In diesem Jahr findet der Tag der Erneuerbaren Energien aufgrund der Pandemie fast ausschließlich virtuell statt. Zu besichtigen sein wird wohl nur eine kleine Ausstellung Elektromobilität in Oederan sowie das Wasserkraftwerk Wolter im sächsischen Plauen. Darüber hinaus bietet Saena, die Landesenergieagentur für Sachsen, verschiedene Online-Seminare an, die meisten rund um das Thema Erneuerbare Energien an Wohngebäuden. Der VEE präsentiert zudem einen Kurzfilm, in dem drei Zeitzeugen ihre Erinnerungen an die Reaktorkatastrophe von Tschernobyl schildern. Anschließend ist eine Online-Diskussion geplant. Einer der drei Zeitzeugen ist Wolfgang Daniels persönlich. „Zum Zeitpunkt des Reaktorunglücks war ich Mitglied der Anti-Atomkraftinitiative und politisch engagiert“, erklärt der Physiker. Bei der Bundestagswahl 1987 sei er für die Grünen in den Deutschen Bundestag ein gezogen. Als ordentliches Mitglied des Ausschusses für Umwelt, Naturschutz und Reaktorsicherheit sowie des Ausschusses für Forschung und Technologie wurde er damals einer der Initiatoren des Stromeinspeisungsgesetzes für Erneuerbare Energien.

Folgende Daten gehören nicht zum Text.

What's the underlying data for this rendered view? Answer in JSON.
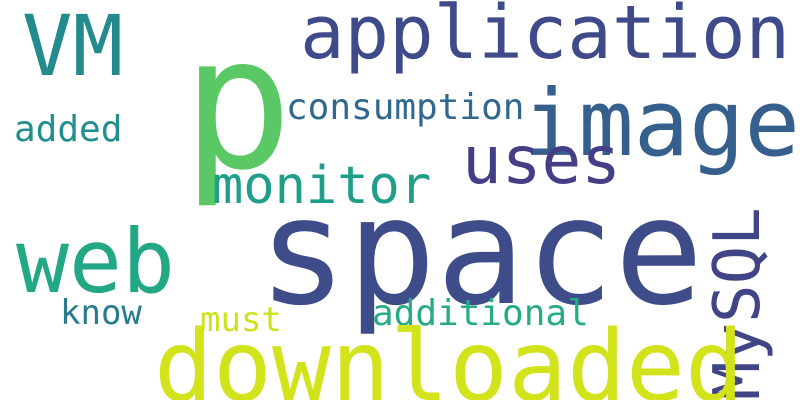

Die zunächst fast euphorische Begeisterung für die neuen Energietechnologien ist in den ersten Jahren des neuen Jahrtausends sachlicher geworden. „Bei vielen Menschen wurde Neugierde durch Wissen ersetzt“, beobachtete Initiator Ohm. Wenn dazu auch der Tag der Erneuerbaren Energien beigetragen habe, sei das ein toller Erfolg. Die Nachfrage sei heute geringer, aber auf gutem Niveau stabil. An Photovoltaikanlagen und an neuen Technologien wie Elektromobilität und Speichertechnik sei das Interesse nach wie vor groß, erlebt der Ingenieur. „Und so lange es Interesse gibt, werden wir den Tag der Erneuerbaren Energien ausrichten“, verspricht Ohm.